A environ un kilomètre de la barrière, derrière des talus qui marquent le début de la zone tampon, il y a des familles, des clowns, des marchands de glaces, un rutilant camion à jus de fruits. On y célèbre des mariages, remet des diplômes ou défile avec des drapeaux symbolisant « les amis de la Palestine ». Le côté kermesse tourne surréaliste quand soudain les balles claquent et la petite foule de jeunes de l’autre côté du talus accourt dans les effluves de lacrymogène. « Ils ont tiré sur un gamin qui allumait un pneu ! » explique Saïd, étudiant aux mains tachées de suie et de sang.
Si les manifestants ont largement reflué depuis vendredi, quand 30 000 Gazaouis s’étaient massés le long de la frontière, ces grappes de jeunes passent encore leurs après-midi à la frontière, tuant le temps avec de futiles et inoffensives provocations. Aussi longues soient leurs frondes, aucune ne risque d’atteindre le moindre soldat. « Ils sont là depuis décembre et la déclaration de Trump [sur la reconnaissance de Jérusalem comme capitale d’Israël, ndlr]. Mais quand il y a la foule derrière comme vendredi, ils deviennent plus téméraires », note un quadra en retrait. A les croire, les balles israéliennes n’ont dissuadé personne : « Plus il y a de martyrs, plus notre moral est haut », jure Ahmed, un menuisier au chômage.
Genou
A l’hôpital Shifa, le plus grand de Gaza, on libère le maximum de lits, après avoir reçu vendredi 325 blessés par balles, âgés pour la plupart de 17 à 23 ans et touchés au niveau du genou. « On voit qu’il s’agit d’une consigne aussi précise que dévastatrice, note le chirurgien vasculaire Tayseer al-Tanna. Grâce à Dieu, ici, nous n’avons eu à amputer personne, même si les Israéliens ont utilisé des balles explosives, qui font des dégâts énormes, près de l’artère, avec des plaies de sorties importantes. » Blessures atypiques constatées aussi par les soignants de la clinique post-opératoire de Médecins sans frontières à Gaza.

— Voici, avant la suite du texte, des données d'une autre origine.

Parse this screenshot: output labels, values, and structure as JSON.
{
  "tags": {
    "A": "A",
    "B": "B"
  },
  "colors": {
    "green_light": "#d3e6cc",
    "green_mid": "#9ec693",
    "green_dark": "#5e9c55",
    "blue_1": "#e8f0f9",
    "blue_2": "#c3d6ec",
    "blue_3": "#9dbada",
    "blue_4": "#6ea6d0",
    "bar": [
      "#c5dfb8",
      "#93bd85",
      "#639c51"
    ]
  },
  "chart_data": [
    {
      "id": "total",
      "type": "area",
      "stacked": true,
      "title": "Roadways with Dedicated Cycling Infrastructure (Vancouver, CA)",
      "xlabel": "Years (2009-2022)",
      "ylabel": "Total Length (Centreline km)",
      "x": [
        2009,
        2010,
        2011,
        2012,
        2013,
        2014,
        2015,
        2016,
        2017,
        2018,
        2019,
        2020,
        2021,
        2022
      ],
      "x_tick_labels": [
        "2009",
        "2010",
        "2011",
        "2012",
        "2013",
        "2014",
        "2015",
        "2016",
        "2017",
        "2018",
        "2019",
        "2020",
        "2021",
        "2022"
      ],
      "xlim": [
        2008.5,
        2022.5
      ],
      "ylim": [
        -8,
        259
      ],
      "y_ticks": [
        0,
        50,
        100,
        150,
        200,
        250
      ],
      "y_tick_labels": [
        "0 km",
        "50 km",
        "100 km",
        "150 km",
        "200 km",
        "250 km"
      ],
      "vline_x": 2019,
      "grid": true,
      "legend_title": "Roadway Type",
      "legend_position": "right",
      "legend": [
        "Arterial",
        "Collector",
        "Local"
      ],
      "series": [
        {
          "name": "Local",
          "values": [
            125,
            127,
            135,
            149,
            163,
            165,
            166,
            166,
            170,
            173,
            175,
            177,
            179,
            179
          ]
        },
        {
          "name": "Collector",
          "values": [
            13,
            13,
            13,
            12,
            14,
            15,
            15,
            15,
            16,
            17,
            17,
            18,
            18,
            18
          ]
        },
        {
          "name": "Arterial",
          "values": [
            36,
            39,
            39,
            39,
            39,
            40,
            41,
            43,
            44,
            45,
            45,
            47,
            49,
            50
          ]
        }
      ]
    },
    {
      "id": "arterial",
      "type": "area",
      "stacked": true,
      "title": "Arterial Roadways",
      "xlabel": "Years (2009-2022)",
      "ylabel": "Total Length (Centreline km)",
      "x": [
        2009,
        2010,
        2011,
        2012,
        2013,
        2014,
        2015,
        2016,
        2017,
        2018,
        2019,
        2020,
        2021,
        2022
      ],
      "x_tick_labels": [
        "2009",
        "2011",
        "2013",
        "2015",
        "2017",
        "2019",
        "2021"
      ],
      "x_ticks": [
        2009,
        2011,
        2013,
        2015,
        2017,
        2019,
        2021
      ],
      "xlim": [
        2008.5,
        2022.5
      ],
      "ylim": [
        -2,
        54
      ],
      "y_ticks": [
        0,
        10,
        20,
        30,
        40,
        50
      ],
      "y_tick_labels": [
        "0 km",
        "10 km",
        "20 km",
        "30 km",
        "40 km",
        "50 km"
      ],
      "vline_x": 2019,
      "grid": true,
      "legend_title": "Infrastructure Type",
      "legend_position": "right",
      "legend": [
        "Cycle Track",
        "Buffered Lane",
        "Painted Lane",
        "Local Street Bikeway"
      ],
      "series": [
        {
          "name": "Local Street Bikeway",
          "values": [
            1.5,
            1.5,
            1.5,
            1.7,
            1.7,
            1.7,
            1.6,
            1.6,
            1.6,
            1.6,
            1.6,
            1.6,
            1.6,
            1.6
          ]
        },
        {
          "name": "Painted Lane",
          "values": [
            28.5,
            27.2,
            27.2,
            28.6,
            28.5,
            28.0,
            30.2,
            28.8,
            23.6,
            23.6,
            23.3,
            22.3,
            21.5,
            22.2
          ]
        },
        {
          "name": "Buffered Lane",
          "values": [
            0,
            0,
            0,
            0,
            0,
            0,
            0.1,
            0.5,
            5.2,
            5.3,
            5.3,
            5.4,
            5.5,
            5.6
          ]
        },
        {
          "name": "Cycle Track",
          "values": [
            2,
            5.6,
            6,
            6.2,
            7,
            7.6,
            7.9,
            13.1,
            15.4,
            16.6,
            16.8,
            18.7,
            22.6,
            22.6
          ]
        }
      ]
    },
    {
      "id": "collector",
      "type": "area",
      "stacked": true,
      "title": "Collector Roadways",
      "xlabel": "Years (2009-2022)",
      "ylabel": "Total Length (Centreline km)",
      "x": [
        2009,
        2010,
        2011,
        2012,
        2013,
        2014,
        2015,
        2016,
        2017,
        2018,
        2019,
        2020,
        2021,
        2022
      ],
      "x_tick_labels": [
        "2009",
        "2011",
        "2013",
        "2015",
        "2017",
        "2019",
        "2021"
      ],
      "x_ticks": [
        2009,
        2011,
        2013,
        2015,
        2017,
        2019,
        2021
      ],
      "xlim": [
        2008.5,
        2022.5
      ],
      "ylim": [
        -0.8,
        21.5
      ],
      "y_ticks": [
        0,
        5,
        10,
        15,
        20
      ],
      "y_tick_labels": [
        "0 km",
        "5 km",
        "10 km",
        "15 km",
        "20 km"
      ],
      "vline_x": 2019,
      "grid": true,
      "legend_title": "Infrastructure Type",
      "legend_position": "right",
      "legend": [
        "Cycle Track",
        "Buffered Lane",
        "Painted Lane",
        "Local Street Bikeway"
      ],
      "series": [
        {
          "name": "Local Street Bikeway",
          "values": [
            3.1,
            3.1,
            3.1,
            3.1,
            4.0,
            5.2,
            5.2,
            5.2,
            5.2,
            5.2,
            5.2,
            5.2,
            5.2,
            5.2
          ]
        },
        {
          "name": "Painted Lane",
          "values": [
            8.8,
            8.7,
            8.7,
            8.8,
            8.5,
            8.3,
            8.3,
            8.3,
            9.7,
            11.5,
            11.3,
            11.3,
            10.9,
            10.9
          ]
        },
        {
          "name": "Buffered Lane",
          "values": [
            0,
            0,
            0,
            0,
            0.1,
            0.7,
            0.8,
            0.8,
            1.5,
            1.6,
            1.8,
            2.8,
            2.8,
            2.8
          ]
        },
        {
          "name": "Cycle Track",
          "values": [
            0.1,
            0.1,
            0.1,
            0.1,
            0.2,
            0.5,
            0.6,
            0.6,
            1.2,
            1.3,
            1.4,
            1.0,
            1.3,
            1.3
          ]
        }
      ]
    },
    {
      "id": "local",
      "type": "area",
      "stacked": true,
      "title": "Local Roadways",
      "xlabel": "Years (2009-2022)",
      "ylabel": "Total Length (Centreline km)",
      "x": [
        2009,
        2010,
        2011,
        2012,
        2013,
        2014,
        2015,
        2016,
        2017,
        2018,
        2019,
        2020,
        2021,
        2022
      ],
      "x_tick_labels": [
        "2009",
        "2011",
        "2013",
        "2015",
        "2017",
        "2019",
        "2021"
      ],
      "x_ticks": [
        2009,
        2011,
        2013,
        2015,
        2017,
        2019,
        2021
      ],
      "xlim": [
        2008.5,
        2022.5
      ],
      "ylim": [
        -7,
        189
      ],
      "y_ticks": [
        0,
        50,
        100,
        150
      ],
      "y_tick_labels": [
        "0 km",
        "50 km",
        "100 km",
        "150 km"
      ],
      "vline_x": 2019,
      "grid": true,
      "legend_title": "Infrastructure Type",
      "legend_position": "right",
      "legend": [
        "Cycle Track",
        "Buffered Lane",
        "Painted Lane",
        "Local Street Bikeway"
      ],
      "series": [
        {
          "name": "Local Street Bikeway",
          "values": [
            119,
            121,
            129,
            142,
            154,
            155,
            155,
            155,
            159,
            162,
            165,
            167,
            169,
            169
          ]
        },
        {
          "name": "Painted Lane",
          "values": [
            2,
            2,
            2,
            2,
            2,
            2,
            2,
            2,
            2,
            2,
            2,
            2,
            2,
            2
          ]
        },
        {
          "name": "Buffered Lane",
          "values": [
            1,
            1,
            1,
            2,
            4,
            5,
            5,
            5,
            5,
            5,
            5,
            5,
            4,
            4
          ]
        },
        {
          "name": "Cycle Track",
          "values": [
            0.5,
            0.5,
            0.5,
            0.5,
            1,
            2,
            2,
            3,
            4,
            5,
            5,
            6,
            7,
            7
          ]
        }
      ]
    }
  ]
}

Selon Ahmed Abu Artema, activiste « apolitique » présenté comme l’instigateur de la mobilisation placée sous le signe de la non-violence, les participants ont reçu la consigne de rester hors de la zone tampon. Mais le comité d’organisation du mouvement apparaît phagocyté par le Hamas. Le mouvement islamiste, qui a mis l’enclave à sa botte depuis une décennie, est à la manœuvre. Il bat le rappel dans les mosquées et les administrations, affrète des bus vers les campements où sont organisées des distributions de nourriture. Jeudi, à la veille de cette « Journée des pneus » ainsi baptisée sur les réseaux sociaux, le Hamas a annoncé que chaque blessé par balle recevra un chèque (entre 200 et 500 dollars, soit entre 160 et 400 euros, selon la gravité de sa blessure) et les familles endeuillées 3 000 dollars (2 400 euros) d’indemnités.